Dari sekolah ke terminal kota bermeter dua ribu
jarak yang tak cukup lama bagiku untuk menggandengmu,
menggenggam tanganmu, sambil kujelaskan arti sajakku
yang diam-diam seluruhnya kamu salin ke buku harianmu.
“Itu artinya kamu mau bilang cinta padaku?” tanyamu,
“Ayo menyeberang,” kataku, pura-pura tak mendengarmu,
dan kuraih pundakmu, di tengah zebra cross kita berhenti dulu,
sambil terus kupeluk kamu, kita menunggu angkot, ojek, truk berlalu,
untungnya, tak ada lewat kepala sekolah atau mobil dinas ayahmu.

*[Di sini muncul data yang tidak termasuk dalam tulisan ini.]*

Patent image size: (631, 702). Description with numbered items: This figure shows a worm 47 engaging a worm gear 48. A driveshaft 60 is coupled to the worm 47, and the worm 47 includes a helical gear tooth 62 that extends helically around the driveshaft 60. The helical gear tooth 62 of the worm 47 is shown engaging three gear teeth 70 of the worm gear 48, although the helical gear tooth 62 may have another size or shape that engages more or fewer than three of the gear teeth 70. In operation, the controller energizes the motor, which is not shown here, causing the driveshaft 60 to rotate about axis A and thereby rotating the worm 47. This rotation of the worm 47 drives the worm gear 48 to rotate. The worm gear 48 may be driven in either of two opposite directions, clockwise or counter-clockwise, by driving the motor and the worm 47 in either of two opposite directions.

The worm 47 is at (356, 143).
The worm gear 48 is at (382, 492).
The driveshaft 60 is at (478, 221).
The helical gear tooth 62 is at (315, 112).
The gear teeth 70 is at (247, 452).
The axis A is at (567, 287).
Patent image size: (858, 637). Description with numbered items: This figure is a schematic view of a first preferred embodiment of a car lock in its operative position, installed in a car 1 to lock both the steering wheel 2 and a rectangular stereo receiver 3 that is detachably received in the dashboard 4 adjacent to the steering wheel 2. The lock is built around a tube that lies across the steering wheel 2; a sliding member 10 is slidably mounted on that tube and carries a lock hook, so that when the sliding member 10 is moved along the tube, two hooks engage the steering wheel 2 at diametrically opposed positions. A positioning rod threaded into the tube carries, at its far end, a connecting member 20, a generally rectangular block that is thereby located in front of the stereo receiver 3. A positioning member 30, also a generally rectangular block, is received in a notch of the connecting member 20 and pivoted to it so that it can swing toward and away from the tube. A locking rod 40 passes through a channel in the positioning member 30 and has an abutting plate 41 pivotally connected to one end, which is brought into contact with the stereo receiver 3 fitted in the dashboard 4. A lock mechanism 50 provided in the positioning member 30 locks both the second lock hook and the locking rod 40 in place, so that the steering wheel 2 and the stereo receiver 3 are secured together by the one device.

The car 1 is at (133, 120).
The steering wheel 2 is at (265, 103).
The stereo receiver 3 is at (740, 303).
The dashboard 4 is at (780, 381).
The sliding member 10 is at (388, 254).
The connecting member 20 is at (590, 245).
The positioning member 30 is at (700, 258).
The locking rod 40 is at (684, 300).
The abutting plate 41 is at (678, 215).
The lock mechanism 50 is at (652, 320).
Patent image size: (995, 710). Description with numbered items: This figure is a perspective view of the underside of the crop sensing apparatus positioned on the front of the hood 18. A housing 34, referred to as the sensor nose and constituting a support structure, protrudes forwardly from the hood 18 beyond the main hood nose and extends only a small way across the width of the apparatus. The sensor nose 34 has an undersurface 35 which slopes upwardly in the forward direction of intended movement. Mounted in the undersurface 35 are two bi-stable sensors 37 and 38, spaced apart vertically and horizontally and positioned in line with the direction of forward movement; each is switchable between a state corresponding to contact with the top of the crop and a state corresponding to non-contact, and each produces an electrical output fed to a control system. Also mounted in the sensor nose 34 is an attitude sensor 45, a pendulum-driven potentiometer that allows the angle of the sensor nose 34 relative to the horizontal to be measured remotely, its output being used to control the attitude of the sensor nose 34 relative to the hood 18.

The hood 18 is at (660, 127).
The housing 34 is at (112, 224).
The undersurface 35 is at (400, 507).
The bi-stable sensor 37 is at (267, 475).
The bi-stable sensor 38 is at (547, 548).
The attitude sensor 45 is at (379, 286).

“Apa tadi pertanyaanmu?” kataku sambil kuusap keringat di lenganmu,
“Ah, sudah lewat,” katamu semakin mendekat padaku.
Lewat pukul satu, tiba di terminal yang memisahkan kau dan aku,
kau ke istana – rumah dinas perusahaan tambang negara –
– yang kamu sebut sebagai penjara – dan aku ke toko buku,
mencari – sesekali mencuri – buku: cerpen Seno, novel Arswendo,
antologi Sapardi, dan kisah petualangan lelaki beransel biru.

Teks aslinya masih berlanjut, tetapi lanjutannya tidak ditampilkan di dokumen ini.